Shliapnikov straightened, his loyalty absolute. "Your orders, Comrade."
"First, get me a list of every private print shop in Petrograd. The small ones, the ones that print advertisements and wedding invitations. Any that aren't under direct Party control."
"Second, go to Kronstadt. Find me a dozen men from the sailors. Not the fighters, not the heroes. I need the clever ones. The card sharps. The ones who can follow complex instructions and, most importantly, keep their mouths shut."
"Third," Jake said, his eyes glinting, "bring me the complete personnel roster for the Cheka's Petrograd division. The one Dzerzhinsky submitted to the Council for budget approval last week. I want every name."
Shliapnikov was completely baffled. He had expected orders for a counter-surveillance operation, a confrontation, a fight. He was being asked to gather clerks and printers. But he had seen this look in Koba's eyes before—at Kronstadt, before the Demon's Fire. It was the look of a man seeing a victory no one else could.
"It will be done, Comrade," he said without hesitation.
That night, in the belly of a cold, damp warehouse on the industrial edge of the city, Jake met with his new unit. Twelve Kronstadt sailors, looking confused but resolute, stood before him in the flickering lamplight.
He didn't give them a speech about revolutionary glory. He gave them a lesson in modern warfare.
He held up a small, crudely printed leaflet, the ink still wet. The headline was simple, bold, and designed to inspire fear.
COUNTER-REVOLUTIONARY SPIES IN PETROGRAD! A WARNING FROM YOUR COMMISSAR OF NATIONALITIES.
A grim satisfaction settled over Jake.
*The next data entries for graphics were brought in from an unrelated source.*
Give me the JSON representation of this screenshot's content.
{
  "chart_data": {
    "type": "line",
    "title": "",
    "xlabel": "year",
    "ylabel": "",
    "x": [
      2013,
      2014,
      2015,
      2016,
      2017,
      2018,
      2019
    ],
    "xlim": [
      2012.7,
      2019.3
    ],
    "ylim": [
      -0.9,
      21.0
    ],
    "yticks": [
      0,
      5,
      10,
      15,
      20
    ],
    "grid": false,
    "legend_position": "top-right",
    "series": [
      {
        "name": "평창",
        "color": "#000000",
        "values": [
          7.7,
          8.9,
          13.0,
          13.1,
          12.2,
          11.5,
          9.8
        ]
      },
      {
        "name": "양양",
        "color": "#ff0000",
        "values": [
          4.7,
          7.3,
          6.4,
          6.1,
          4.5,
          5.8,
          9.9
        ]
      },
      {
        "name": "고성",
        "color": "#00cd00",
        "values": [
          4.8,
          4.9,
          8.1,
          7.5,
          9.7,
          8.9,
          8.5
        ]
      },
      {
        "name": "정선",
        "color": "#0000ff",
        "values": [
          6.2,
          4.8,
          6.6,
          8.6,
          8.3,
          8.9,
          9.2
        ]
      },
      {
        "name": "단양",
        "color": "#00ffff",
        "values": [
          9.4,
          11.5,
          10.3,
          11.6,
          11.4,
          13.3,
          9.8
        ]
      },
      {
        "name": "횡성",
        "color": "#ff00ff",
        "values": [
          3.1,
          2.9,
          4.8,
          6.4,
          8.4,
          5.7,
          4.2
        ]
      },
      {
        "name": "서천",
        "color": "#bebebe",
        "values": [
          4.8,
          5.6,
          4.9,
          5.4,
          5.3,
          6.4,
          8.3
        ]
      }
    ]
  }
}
Lenin and Trotsky thought they were playing chess. He was about to release a virus onto their board.
He read the text aloud. It was a masterpiece of paranoia. It warned of "German saboteurs and wreckers disguised as ordinary people," and listed three "suspicious behaviors" for all loyal citizens to watch for and report to the Cheka immediately.
"1. Asking questions about military patrols or factory guard rotations."
"2. Spreading pessimistic rumors about food shortages."
"3. Attempting to use foreign currency or Tsarist-era gold coins."
The genius of it was simple: all three "suspicious behaviors" were the standard, day-to-day techniques used by the Cheka's own undercover agents and informants.
He was giving the people a guide on how to spot the secret police.
"Tonight," Jake told his new secret unit, his voice a low command, "you will paper the factory districts with these. Tomorrow, we will print a new one with new warnings. And the day after, another."
He looked into the faces of the twelve sailors, his first soldiers in a new kind of war.
"We are going to start a witch hunt. And we are going to make sure the Cheka is so busy chasing its own tail, they'll never see the real blade pointed at their throat."